First, the present participle *trying* does not act as a component of a progressive construction here; it acts as an adjective, meaning "annoying" or "tedious". 

> The lecture ... might have been tedious ... 

(That *trying* is not employed as a verb is evident from the fact that it is not followed by the complement which the verb *try* requires: either a frank NP, or a <i>to</i>-infinitive clause which acts as an NP.)

Consequently, the verb in the consequence clause (*then* clause, apodosis) of this conditional sentence is simply *might have been*: the ordinary past irrealis form for *MAY BE*.

The condition clause (*if* clause, protasis) is expressed without *if* by subject/auxiliary inversion.

> ... if the professor<sup>†</sup> had not leavened ... → ... had the professor not leavened ... 

The verb in this clause is, again, a past irrealis, expressed with a past perfect.  

You may perhaps see the structure more clearly if we restore it to canonical *if ... then* order:

> If the professor had not leavened the lecture ... [then] it might have been trying ...
 
The irrealis forms tell us that the condition (*had he **not** leavened*) did not occur—rather, the professor **did** leaven his lecture—and that as a result the consequence which actualization of the condition would have triggered (*might have been trying*) did not occur either.

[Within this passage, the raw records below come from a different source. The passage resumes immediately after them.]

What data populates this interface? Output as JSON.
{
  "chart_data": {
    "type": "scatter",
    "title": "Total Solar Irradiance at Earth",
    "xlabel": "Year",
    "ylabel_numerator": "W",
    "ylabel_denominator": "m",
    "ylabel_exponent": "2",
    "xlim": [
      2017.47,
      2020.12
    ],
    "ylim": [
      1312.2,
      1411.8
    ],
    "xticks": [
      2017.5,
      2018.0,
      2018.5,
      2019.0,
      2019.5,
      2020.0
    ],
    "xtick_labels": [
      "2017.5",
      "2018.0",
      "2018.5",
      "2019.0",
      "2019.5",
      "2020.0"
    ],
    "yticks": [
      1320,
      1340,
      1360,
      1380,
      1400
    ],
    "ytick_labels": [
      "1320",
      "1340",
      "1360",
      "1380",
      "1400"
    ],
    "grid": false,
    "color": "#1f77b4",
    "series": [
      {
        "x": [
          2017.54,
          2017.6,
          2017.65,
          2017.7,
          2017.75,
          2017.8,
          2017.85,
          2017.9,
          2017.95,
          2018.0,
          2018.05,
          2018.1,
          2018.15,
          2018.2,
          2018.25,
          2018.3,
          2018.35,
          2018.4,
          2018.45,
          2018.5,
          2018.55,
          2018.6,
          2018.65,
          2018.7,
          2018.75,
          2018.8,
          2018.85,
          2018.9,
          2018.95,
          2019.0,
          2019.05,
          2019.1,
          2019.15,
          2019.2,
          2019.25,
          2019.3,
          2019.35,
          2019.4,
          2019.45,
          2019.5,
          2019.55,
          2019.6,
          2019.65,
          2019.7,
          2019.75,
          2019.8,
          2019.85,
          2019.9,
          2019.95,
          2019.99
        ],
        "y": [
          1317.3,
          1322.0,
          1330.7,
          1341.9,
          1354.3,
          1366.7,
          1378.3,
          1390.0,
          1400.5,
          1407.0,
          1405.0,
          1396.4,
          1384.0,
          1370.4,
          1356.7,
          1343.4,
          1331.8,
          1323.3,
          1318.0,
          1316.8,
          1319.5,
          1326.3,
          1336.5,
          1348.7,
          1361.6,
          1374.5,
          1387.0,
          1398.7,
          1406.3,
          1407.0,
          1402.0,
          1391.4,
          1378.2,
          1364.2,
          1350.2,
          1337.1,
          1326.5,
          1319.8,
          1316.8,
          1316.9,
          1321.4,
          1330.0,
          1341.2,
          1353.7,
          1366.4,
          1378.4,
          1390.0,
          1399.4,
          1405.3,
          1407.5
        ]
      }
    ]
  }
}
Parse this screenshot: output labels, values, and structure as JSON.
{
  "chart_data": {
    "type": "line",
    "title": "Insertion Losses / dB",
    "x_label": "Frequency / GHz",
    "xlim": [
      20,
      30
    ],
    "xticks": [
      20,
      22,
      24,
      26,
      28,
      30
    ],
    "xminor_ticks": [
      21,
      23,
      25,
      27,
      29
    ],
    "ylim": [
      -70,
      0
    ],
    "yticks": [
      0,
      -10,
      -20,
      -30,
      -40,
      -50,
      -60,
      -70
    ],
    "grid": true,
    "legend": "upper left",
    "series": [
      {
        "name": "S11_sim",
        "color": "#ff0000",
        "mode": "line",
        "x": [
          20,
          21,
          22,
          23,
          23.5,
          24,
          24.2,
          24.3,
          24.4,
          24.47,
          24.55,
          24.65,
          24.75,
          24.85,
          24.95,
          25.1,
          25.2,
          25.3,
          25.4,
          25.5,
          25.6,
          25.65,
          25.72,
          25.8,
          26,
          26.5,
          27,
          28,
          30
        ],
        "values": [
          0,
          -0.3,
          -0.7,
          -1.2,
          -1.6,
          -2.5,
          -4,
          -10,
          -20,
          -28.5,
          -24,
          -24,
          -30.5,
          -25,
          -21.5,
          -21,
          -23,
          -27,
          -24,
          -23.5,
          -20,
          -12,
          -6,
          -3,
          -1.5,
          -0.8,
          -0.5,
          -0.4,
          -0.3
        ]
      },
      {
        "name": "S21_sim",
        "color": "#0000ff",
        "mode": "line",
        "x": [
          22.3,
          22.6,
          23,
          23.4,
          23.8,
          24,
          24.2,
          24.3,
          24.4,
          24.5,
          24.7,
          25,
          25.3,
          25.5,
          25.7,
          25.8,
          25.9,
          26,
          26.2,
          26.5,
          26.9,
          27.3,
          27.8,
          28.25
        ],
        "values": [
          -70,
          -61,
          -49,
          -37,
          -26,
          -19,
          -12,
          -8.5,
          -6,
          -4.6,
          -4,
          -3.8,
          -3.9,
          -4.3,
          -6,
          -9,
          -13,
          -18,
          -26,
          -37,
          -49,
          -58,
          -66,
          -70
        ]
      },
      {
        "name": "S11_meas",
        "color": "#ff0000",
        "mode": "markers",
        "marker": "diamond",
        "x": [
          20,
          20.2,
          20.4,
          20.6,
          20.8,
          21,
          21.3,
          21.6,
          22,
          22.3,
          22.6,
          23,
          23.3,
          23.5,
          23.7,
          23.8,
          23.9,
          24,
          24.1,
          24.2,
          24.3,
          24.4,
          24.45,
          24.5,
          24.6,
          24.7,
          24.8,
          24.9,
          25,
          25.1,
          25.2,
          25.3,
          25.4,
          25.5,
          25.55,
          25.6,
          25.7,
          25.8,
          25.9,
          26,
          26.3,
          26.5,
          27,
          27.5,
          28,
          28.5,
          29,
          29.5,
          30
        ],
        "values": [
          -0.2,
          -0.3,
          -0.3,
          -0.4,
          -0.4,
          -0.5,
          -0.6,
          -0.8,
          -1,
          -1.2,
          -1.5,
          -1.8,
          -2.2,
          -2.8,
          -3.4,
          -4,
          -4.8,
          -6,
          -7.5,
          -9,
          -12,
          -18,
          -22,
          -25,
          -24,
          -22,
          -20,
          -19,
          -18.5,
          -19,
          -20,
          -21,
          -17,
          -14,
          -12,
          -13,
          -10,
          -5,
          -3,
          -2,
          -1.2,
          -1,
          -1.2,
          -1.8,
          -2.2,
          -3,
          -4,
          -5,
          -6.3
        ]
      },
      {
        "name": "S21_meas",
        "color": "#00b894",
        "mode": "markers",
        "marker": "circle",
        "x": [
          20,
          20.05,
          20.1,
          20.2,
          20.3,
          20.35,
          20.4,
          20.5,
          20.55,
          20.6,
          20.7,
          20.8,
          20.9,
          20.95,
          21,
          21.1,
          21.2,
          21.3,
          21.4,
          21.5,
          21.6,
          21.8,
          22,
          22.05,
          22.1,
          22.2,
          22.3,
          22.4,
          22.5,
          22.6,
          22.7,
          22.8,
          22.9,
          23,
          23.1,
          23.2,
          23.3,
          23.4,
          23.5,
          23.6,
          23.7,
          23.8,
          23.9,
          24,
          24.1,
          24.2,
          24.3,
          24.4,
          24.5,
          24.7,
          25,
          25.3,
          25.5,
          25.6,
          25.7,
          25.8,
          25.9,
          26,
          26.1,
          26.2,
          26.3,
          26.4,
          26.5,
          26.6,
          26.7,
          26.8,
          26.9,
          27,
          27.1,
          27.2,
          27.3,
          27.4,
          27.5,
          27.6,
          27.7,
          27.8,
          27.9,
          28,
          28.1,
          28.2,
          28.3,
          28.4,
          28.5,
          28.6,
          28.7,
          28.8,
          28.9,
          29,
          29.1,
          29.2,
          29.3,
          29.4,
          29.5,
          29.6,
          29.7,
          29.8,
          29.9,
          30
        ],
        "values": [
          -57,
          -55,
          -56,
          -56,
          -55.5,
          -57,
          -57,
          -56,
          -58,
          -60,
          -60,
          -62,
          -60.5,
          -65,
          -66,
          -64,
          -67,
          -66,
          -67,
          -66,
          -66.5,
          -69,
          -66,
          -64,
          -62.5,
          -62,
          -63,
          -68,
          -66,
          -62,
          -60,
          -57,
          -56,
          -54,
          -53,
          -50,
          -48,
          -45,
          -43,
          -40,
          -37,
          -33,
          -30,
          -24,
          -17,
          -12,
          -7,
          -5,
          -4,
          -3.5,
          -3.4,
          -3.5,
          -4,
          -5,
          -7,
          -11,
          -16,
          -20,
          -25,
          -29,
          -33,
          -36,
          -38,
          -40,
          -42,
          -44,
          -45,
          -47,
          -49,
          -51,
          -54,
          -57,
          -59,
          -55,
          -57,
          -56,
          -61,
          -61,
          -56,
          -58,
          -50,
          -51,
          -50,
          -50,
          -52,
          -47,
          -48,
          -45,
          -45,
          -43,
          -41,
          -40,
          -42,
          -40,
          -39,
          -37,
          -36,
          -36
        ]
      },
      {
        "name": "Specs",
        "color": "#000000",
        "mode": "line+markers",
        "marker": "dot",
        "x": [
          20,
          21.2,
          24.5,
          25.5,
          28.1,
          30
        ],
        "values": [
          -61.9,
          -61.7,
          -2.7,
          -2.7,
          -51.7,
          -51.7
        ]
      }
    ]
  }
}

The sentence thus signifies that the professor leavened his lecture with humorous asides, which prevented it from being trying for nonspecialists in the audience.

I cannot understand your question about using *not* at the end of the sentence; if I have not resolved it, please let me know what troubles you about the *not* and I will endeavour to satisfy you.

***
<sup>†</sup> I take it that your bare *professor* is a typo; I have arbitrarily read it as *the professor* rather than *Professor X*.